Tienes un deseo abrasador: amas a los caballos. Incluso eres propietario de dos (sean reales o imaginarios): uno rojo de crin dorada que puede orientarse en la noche más oscura mientras observa a los astros; otro que come flores y jardines y que, al mirarle a los ojos, te permite disfrutar de las escenas y colores más intensos y hermosos del universo. Eres feliz así. Has encontrado un modo de ser feliz. Pero ocurre algo inesperado. Pierdes a tus dos caballos. Ya sea porque nunca te los dan, o ya sea porque te los retienen y cuando te los devuelven ya están maltrechos, unos simples pencos.
El espectador puede seguir los sucesos de estos dos conflictos semejantes y eficazmente entrelazados en la obra teatral “Todos mis hermosos caballos”, escrita y dirigida por Atilio Caballero, a partir de “Michael Kohlhaas”, de von Kleist, con textos de Cormac McCarthy, Leon Tolstoi, Onelio Jorge Cardoso; y que fue representada en la sala A cuestas, el pasado sábado 17 de agosto.
El monólogo, interpretado por Abel Domínguez, actor de ‘Teatro de La Fortaleza’, te sacude por momentos porque la vibrante actuación da voz y sangre a las dos historias paralelas que tienen en común tomarse la justicia por mano propia. Dos bolas de nieve que se transforman en avalancha.
La justicia por tu mano y la justicia de la imaginación desbocada
La apropiación que realiza Atilio de la célebre obra de Heinrich von Kleist se entreteje con el deseo de un niño campesino cubano que sueña a sus más hermosos caballos.
Ambas historias tienen un motivo común: la compensación.

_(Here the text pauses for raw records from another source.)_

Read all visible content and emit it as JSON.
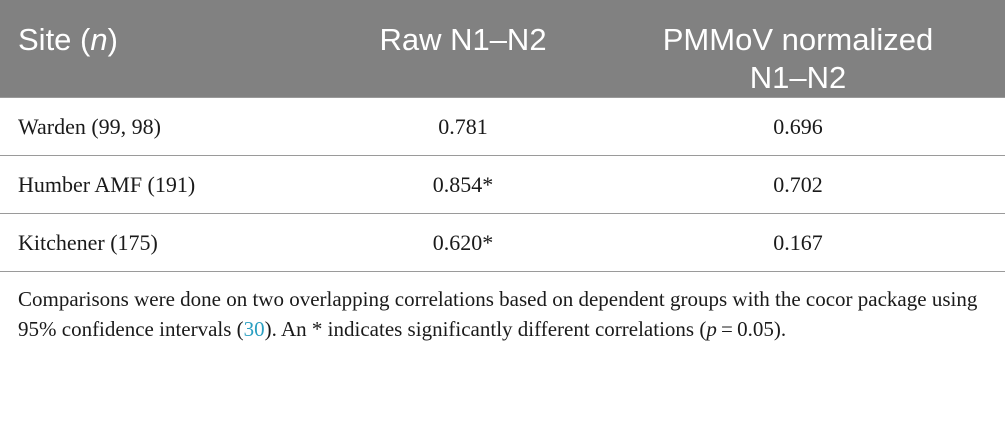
{
  "table": {
    "headers": {
      "site_main": "Site (",
      "site_n": "n",
      "site_close": ")",
      "raw": "Raw N1–N2",
      "pmmov_line1": "PMMoV normalized",
      "pmmov_line2": "N1–N2"
    },
    "rows": [
      {
        "site": "Warden (99, 98)",
        "raw": "0.781",
        "pmmov": "0.696"
      },
      {
        "site": "Humber AMF (191)",
        "raw": "0.854*",
        "pmmov": "0.702"
      },
      {
        "site": "Kitchener (175)",
        "raw": "0.620*",
        "pmmov": "0.167"
      }
    ]
  },
  "footnote": {
    "part1": "Comparisons were done on two overlapping correlations based on dependent groups with the cocor package using 95% confidence intervals (",
    "ref": "30",
    "part2": "). An * indicates significantly different correlations (",
    "p": "p",
    "part3": " = 0.05)."
  },
  "colors": {
    "header_bg": "#818181",
    "header_text": "#ffffff",
    "link": "#2a9fc1"
  }
}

Kohlhaas quiere justicia por sus caballos perdidos; el niño desea el encuentro con sus caballos anhelados.
Son de fina poesía las escenas donde el protagonista-narrador se sueña en una cabalgata de guerra, levantando el polen dorado de los campos; y donde se transfigura en un caballo más de la manada que corre en plena libertad junto a sus congéneres. Calor de sangre y sublimación de la vida, estas carreras enaltecen la sociedad casi perfecta: “El orden es más perdurable en el corazón del caballo”.
Nombres de grandes corceles pertenecientes a emperadores, guerreros y vaqueros, aparecen en la obra, representados en infantil contraste mediante figurillas de arcilla, alambre y plástico, durante una empática secuencia en la cual se obtiene la complicidad con el público.
La justicia alcanzada por el desbocado imaginario del niño —quien fabrica sus propios caballos con madera de bienvestido—, dialoga con la justicia deseada por el rebelde Kohlhaas quien “ejerce el derecho de resistencia, al que tiene derecho porque el Estado no protege sus derechos”, y se ve arrastrado a la rebelión debido a su propio carácter y sentido de equidad.
Esta combinación de enajenación fantástica y rebeldía está loablemente representada por Abel Domínguez, que alterna con eficacia los tonos de voz para encarnar a ambos personajes; y en la intensa escena de la doma del cerrero, consigue enlazar y reducir a la silla-caballo realizando un conjunto de difíciles movimientos miméticos, en coordinación con el texto, lo cual revelan no solo su buena forma física, sino el excelente dominio de los recursos actorales.
La simbología donde se reúnen todos los deseos: exigir el futuro
Kohlhaas tuvo la profecía de una gitana que anunciaba la terminación del linaje de su señor; el niño acaricia el anhelo de que sus caballos se materialicen.
Ni siquiera en el final descuida el dramaturgo la simbiosis de ambos personajes.
Mediante un reclamo de esperanza triste, pero esperanza al fin, casi a una voz, exigen en tono grave y a modo de letanía:
“Déjame ver los caballos otra vez”
“Déjame ver los caballos otra vez”
“Déjame ver los caballos otra vez”
Lo que provocó en este humilde espectador un catártico erizamiento.
Guerra y fantasía, venganza y sublimación, se entreveran en esta suerte de vidas paralelas, fluyentes dentro de un unipersonal con desplazamientos actorales precisos, escenografía actuante compuesta por objetos bien distribuidos, y la música que sincroniza con el ritmo narrativo.
Un monólogo que honraría a cualquier festival del género.